Dünyanın önemli bir dönemden geçtiğine dikkati çeken Şahin, "Bu musibetin rahmete dönüşmesi için bu önemli salgınla mücadele sürecinde, Sayın Cumhurbaşkanımızın liderliğiyle ulusal bir mücadele yapıldığını görüyoruz. Burada en önemli uygulama belediyelerde, yerel yönetimlerde. Cumhurbaşkanımızın, İçişleri Bakanımızın, Çevre ve Şehircilik Bakanımızın genelgeleri, Bilim Kurulundan çıkan, hıfzıssıhha kurulundan çıkan kararlar var. Ben ve arkadaşlarım yoğun bir şekilde bunların takipçisi oluyoruz. Hem şehrimizde, hem ülkemizde, hem dünyada bütün gelişmeleri çok yakinen takip ediyoruz." şeklinde konuştu.
Fatma Şahin, TBB olarak salgın başlar başlamaz sanal ortamda encümen toplantısı yaparak süreçte yaşanan zorlukları ve ihtiyaçları tespit edip, çok hızlı bir şekilde çözüme kavuşturduklarını kaydetti.
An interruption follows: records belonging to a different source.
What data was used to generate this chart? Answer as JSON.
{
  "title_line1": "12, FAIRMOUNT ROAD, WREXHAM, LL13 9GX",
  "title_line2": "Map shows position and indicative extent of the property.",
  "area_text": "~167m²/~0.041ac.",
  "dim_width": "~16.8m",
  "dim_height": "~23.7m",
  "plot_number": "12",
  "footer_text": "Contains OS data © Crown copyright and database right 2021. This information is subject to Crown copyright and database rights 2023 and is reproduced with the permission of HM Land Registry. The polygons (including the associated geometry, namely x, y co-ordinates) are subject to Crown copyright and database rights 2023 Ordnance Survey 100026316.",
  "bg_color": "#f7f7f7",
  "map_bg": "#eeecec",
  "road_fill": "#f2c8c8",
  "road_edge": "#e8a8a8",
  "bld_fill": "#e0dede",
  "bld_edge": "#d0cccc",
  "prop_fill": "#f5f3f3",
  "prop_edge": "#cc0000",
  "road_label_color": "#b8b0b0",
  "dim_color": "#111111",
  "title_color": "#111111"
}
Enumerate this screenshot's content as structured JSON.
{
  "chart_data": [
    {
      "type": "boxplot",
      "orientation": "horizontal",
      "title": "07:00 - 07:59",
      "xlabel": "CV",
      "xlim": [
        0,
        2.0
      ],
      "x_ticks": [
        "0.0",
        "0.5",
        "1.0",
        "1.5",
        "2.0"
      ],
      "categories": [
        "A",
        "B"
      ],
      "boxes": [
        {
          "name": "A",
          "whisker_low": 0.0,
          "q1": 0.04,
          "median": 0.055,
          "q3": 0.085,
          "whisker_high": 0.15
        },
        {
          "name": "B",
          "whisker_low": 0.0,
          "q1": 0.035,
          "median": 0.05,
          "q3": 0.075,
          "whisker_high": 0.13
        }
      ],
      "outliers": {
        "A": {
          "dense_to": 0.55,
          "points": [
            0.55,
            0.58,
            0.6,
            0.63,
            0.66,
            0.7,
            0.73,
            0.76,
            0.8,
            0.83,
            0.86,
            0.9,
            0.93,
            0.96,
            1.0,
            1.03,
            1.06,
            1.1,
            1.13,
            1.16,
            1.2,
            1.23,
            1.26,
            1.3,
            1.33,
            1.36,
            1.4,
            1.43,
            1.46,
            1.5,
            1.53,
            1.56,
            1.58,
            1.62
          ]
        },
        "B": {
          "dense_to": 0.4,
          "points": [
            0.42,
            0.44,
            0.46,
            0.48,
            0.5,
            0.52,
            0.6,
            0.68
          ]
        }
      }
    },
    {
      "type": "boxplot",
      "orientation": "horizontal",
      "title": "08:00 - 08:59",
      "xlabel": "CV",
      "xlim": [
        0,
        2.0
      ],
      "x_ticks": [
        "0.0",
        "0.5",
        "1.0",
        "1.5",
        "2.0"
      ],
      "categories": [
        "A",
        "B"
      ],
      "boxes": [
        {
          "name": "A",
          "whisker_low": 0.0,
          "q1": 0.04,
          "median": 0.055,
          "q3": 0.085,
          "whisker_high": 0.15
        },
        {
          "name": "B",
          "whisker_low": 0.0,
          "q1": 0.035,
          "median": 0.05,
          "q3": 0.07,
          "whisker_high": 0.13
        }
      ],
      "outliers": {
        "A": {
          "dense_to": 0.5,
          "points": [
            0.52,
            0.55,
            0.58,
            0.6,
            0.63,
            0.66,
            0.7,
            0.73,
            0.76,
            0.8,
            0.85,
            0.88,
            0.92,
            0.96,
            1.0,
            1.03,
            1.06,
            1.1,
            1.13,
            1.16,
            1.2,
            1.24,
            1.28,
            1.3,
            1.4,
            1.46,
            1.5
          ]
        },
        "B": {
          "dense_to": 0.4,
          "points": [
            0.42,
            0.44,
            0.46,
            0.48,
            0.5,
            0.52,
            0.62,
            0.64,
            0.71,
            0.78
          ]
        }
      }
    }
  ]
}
Salgının tüm yönleriyle incelenmesi ve dersler çıkarılması gerektiğini aktaran Şahin, Gaziantep olarak süreci iyi yönettiklerini dile getirdi.
Fatma Şahin, gelecek hafta da diğer ülkelerdeki kardeş şehirlerle ortak çalışma yapacaklarını bildirerek, dünyanın bu sorununa ortak çözüm üretilmesi gerektiğini sözlerine ekledi.
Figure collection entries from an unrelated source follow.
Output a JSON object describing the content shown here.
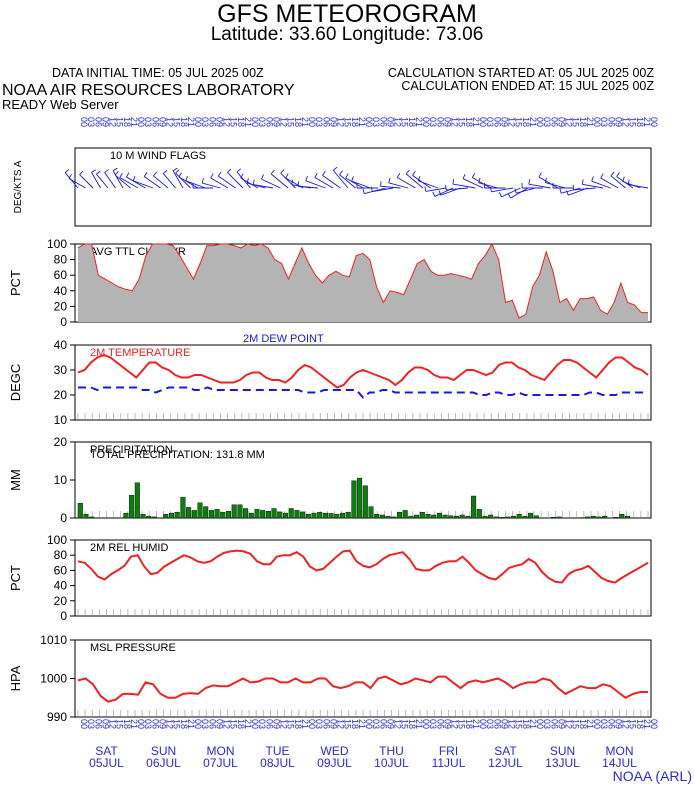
{
  "header": {
    "title": "GFS METEOROGRAM",
    "subtitle": "Latitude: 33.60 Longitude:  73.06",
    "initial_time": "DATA INITIAL TIME: 05 JUL 2025 00Z",
    "calc_started": "CALCULATION STARTED AT: 05 JUL 2025 00Z",
    "calc_ended": "CALCULATION ENDED AT: 15 JUL 2025 00Z",
    "lab": "NOAA AIR RESOURCES LABORATORY",
    "server": "READY Web Server",
    "footer": "NOAA (ARL)"
  },
  "colors": {
    "temp": "#ee2222",
    "dew": "#1a1ad8",
    "cloud": "#b4b4b4",
    "precip": "#0d7d0d",
    "blue_text": "#2a2ad8"
  },
  "chart_data": [
    {
      "type": "barbs",
      "title": "10 M  WIND FLAGS",
      "ylabel": "DEG/KTS  A",
      "wind_dir_deg": [
        320,
        300,
        315,
        330,
        320,
        325,
        330,
        310,
        300,
        300,
        290,
        305,
        310,
        320,
        330,
        315,
        300,
        290,
        270,
        285,
        300,
        305,
        315,
        320,
        300,
        285,
        280,
        295,
        310,
        315,
        300,
        280,
        275,
        290,
        300,
        305,
        320,
        310,
        300,
        290,
        270,
        255,
        260,
        275,
        285,
        300,
        310,
        305,
        290,
        260,
        245,
        250,
        265,
        280,
        295,
        300,
        285,
        270,
        260,
        245,
        240,
        255,
        270,
        280,
        300,
        285,
        270,
        255,
        250,
        265,
        280,
        290,
        300,
        310,
        305,
        290,
        280
      ],
      "wind_speed_kt": [
        6,
        5,
        5,
        4,
        4,
        5,
        6,
        6,
        7,
        8,
        7,
        6,
        5,
        5,
        6,
        7,
        8,
        7,
        6,
        5,
        6,
        7,
        8,
        7,
        6,
        5,
        6,
        7,
        8,
        7,
        6,
        5,
        6,
        7,
        7,
        8,
        9,
        7,
        6,
        6,
        7,
        8,
        7,
        6,
        6,
        7,
        8,
        8,
        7,
        6,
        6,
        7,
        8,
        9,
        8,
        7,
        6,
        7,
        8,
        7,
        6,
        6,
        7,
        8,
        8,
        7,
        6,
        6,
        7,
        8,
        7,
        6,
        6,
        5,
        6,
        5,
        6
      ]
    },
    {
      "type": "area",
      "title": "AVG TTL CLD CVR",
      "ylabel": "PCT",
      "ylim": [
        0,
        100
      ],
      "yticks": [
        0,
        20,
        40,
        60,
        80,
        100
      ],
      "values": [
        95,
        100,
        100,
        60,
        55,
        50,
        45,
        42,
        40,
        55,
        85,
        100,
        100,
        100,
        98,
        85,
        70,
        55,
        75,
        98,
        98,
        100,
        100,
        98,
        95,
        100,
        98,
        100,
        95,
        80,
        75,
        55,
        75,
        95,
        75,
        60,
        50,
        60,
        65,
        60,
        58,
        85,
        88,
        80,
        45,
        25,
        40,
        38,
        35,
        55,
        75,
        80,
        65,
        60,
        60,
        62,
        60,
        58,
        55,
        75,
        85,
        100,
        80,
        25,
        28,
        5,
        10,
        45,
        60,
        90,
        65,
        25,
        30,
        15,
        30,
        30,
        32,
        15,
        10,
        25,
        50,
        25,
        22,
        12,
        12
      ]
    },
    {
      "type": "line",
      "title": "2M TEMPERATURE",
      "title2": "2M   DEW POINT",
      "ylabel": "DEGC",
      "ylim": [
        10,
        40
      ],
      "yticks": [
        10,
        20,
        30,
        40
      ],
      "series": [
        {
          "name": "2M TEMPERATURE",
          "values": [
            29,
            30,
            33,
            35,
            36,
            35,
            33,
            31,
            29,
            27,
            30,
            33,
            33,
            31,
            30,
            28,
            27,
            27,
            28,
            28,
            27,
            26,
            25,
            25,
            25,
            26,
            28,
            29,
            29,
            27,
            26,
            26,
            25,
            27,
            30,
            32,
            31,
            29,
            27,
            25,
            23,
            24,
            27,
            29,
            30,
            29,
            28,
            27,
            26,
            24,
            26,
            29,
            31,
            31,
            30,
            28,
            27,
            27,
            26,
            28,
            30,
            30,
            29,
            28,
            29,
            32,
            33,
            33,
            31,
            30,
            28,
            27,
            26,
            29,
            32,
            34,
            34,
            33,
            31,
            29,
            27,
            30,
            33,
            35,
            35,
            33,
            31,
            30,
            28
          ]
        },
        {
          "name": "2M   DEW POINT",
          "values": [
            23,
            23,
            23,
            22,
            23,
            23,
            23,
            23,
            23,
            23,
            22,
            22,
            21,
            22,
            23,
            23,
            23,
            23,
            22,
            22,
            23,
            22,
            22,
            22,
            22,
            22,
            22,
            22,
            22,
            22,
            22,
            22,
            22,
            22,
            22,
            21,
            21,
            21,
            22,
            22,
            22,
            22,
            22,
            22,
            19,
            21,
            21,
            22,
            22,
            21,
            21,
            21,
            21,
            21,
            21,
            21,
            21,
            21,
            21,
            21,
            21,
            21,
            20,
            20,
            21,
            21,
            20,
            20,
            21,
            20,
            20,
            20,
            20,
            20,
            20,
            20,
            20,
            20,
            20,
            21,
            21,
            20,
            20,
            20,
            21,
            21,
            21,
            21,
            21
          ]
        }
      ]
    },
    {
      "type": "bar",
      "title": "PRECIPITATION",
      "note": "TOTAL PRECIPITATION: 131.8 MM",
      "ylabel": "MM",
      "ylim": [
        0,
        20
      ],
      "yticks": [
        0,
        10,
        20
      ],
      "values": [
        3.9,
        1.0,
        0.3,
        0,
        0,
        0,
        0,
        0,
        1.3,
        6.0,
        9.3,
        1.0,
        0.5,
        0.3,
        0,
        1.0,
        1.3,
        1.5,
        5.5,
        2.8,
        2.0,
        4.0,
        3.0,
        2.0,
        2.3,
        1.5,
        1.8,
        3.5,
        3.5,
        2.5,
        1.3,
        2.3,
        2.0,
        1.8,
        2.5,
        1.6,
        1.3,
        2.5,
        2.0,
        1.6,
        1.0,
        1.3,
        1.5,
        1.3,
        1.2,
        1.0,
        1.3,
        1.5,
        9.8,
        10.5,
        8.5,
        3.0,
        1.0,
        0.8,
        0.5,
        0.3,
        1.5,
        2.0,
        0.5,
        0.8,
        1.5,
        1.0,
        0.8,
        1.3,
        0.8,
        0.6,
        0.5,
        0.8,
        0.5,
        5.8,
        2.3,
        0.5,
        0.8,
        0.3,
        0.2,
        0.3,
        0.5,
        1.0,
        0.5,
        1.3,
        0.6,
        0,
        0,
        0.2,
        0.3,
        0,
        0,
        0,
        0.1,
        0.3,
        0.5,
        0.3,
        0.5,
        0,
        0.2,
        1.0,
        0.5,
        0,
        0,
        0
      ]
    },
    {
      "type": "line",
      "title": "2M REL HUMID",
      "ylabel": "PCT",
      "ylim": [
        0,
        100
      ],
      "yticks": [
        0,
        20,
        40,
        60,
        80,
        100
      ],
      "values": [
        72,
        70,
        62,
        52,
        48,
        55,
        60,
        66,
        78,
        80,
        65,
        55,
        57,
        65,
        70,
        75,
        80,
        77,
        72,
        70,
        72,
        78,
        83,
        85,
        86,
        85,
        82,
        72,
        68,
        68,
        78,
        80,
        80,
        84,
        78,
        65,
        60,
        62,
        70,
        78,
        85,
        86,
        72,
        66,
        64,
        68,
        75,
        80,
        82,
        84,
        75,
        62,
        60,
        60,
        66,
        70,
        72,
        72,
        78,
        70,
        60,
        55,
        50,
        48,
        55,
        63,
        66,
        68,
        75,
        70,
        58,
        50,
        45,
        44,
        55,
        60,
        62,
        66,
        58,
        50,
        46,
        44,
        50,
        55,
        60,
        65,
        70
      ]
    },
    {
      "type": "line",
      "title": "MSL PRESSURE",
      "ylabel": "HPA",
      "ylim": [
        990,
        1010
      ],
      "yticks": [
        990,
        1000,
        1010
      ],
      "values": [
        999.5,
        1000,
        998.5,
        995.5,
        994,
        994.5,
        996,
        996,
        995.8,
        999,
        998.5,
        996,
        995,
        995,
        996,
        996.2,
        996,
        997.5,
        998.2,
        998,
        998,
        999,
        1000,
        999,
        999.2,
        1000,
        1000,
        999,
        999,
        1000,
        999,
        999,
        1000,
        1000,
        998,
        997.5,
        998,
        999,
        999,
        997.5,
        1000,
        1000.5,
        999.5,
        998.5,
        999,
        1000,
        999.5,
        999,
        1000.5,
        1000.5,
        999,
        997.5,
        999,
        999.5,
        999,
        999.5,
        1000,
        999,
        997.5,
        998.5,
        999,
        999,
        1000,
        999.5,
        997.5,
        996,
        997,
        998,
        997.5,
        997.5,
        998.5,
        998,
        996.5,
        995,
        996,
        996.5,
        996.5
      ]
    }
  ],
  "x_axis": {
    "hour_labels": [
      "00",
      "03",
      "06",
      "09",
      "12",
      "15",
      "18",
      "21",
      "00",
      "03",
      "06",
      "09",
      "12",
      "15",
      "18",
      "21",
      "00",
      "03",
      "06",
      "09",
      "12",
      "15",
      "18",
      "21",
      "00",
      "03",
      "06",
      "09",
      "12",
      "15",
      "18",
      "21",
      "00",
      "03",
      "06",
      "09",
      "12",
      "15",
      "18",
      "21",
      "00",
      "03",
      "06",
      "09",
      "12",
      "15",
      "18",
      "21",
      "00",
      "03",
      "06",
      "09",
      "12",
      "15",
      "18",
      "21",
      "00",
      "03",
      "06",
      "09",
      "12",
      "15",
      "18",
      "21",
      "00",
      "03",
      "06",
      "09",
      "12",
      "15",
      "18",
      "21",
      "00",
      "03",
      "06",
      "09",
      "12",
      "15",
      "18",
      "21",
      "00"
    ],
    "day_labels": [
      {
        "day": "SAT",
        "date": "05JUL"
      },
      {
        "day": "SUN",
        "date": "06JUL"
      },
      {
        "day": "MON",
        "date": "07JUL"
      },
      {
        "day": "TUE",
        "date": "08JUL"
      },
      {
        "day": "WED",
        "date": "09JUL"
      },
      {
        "day": "THU",
        "date": "10JUL"
      },
      {
        "day": "FRI",
        "date": "11JUL"
      },
      {
        "day": "SAT",
        "date": "12JUL"
      },
      {
        "day": "SUN",
        "date": "13JUL"
      },
      {
        "day": "MON",
        "date": "14JUL"
      }
    ]
  }
}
"Mayıs ayında vakaların azaldığını görebiliriz"
Sağlık Bakanlığı Koronavirüs Bilim Kurulu Üyesi Prof. Dr. Ateş Kara ise hastanelerin ve özellikle yoğun bakımlardaki kapasitenin Türkiye için salgın sürecinde önemli bir avantaj olduğunu dile getirdi.
Öte yandan erken alınan ilaçlar nedeniyle tanı konulan her hastaya hemen tedaviye başlanma imkanı bulunduğunu anlatan Kara, "Avrupa'da, ABD'de gördüğümüz koridorlardaki hasta yığılması ve çok hastanın aynı cihaza bağlanması gibi sıkıntılar yaşamadık. Bunlar yaşadığımız çok büyük avantajlardı." dedi.
Dünyadaki en düşük ölüm rakamlarına sahip ülkelerden birinin Türkiye olduğunu aktaran Prof. Dr. Kara, şöyle konuştu:
"Türkiye olarak bu süreci böyle atlatabilirsek şunu gösterme şansımız var; Türkiye ciddi anlamda bir sağlık merkezi olabilir. Türkiye ciddi anlamda dünyanın sağlıkta tedavi merkezi olabilir. Bu noktadan itibaren bunu göstermemiz lazım. Bu başarıyı sürdürmemiz halinde ülkemiz için çok büyük artı değer kazanmış oluruz. Şu anki rakamlara bakacaksak olursak, önümüzdeki 4-5 gün bu şekilde gidebilirsek nisan ayı sonunda en tepe noktayı görüp, mayıs ayında da vakaların azaldığını görebiliriz. Bunun için izolasyon kurallarına ve diğer tedbir kurallarına uymamız lazım ki başarıyı sürdürelim."
Toplantıda diğer katılımcılar da sunumlarını yaptı.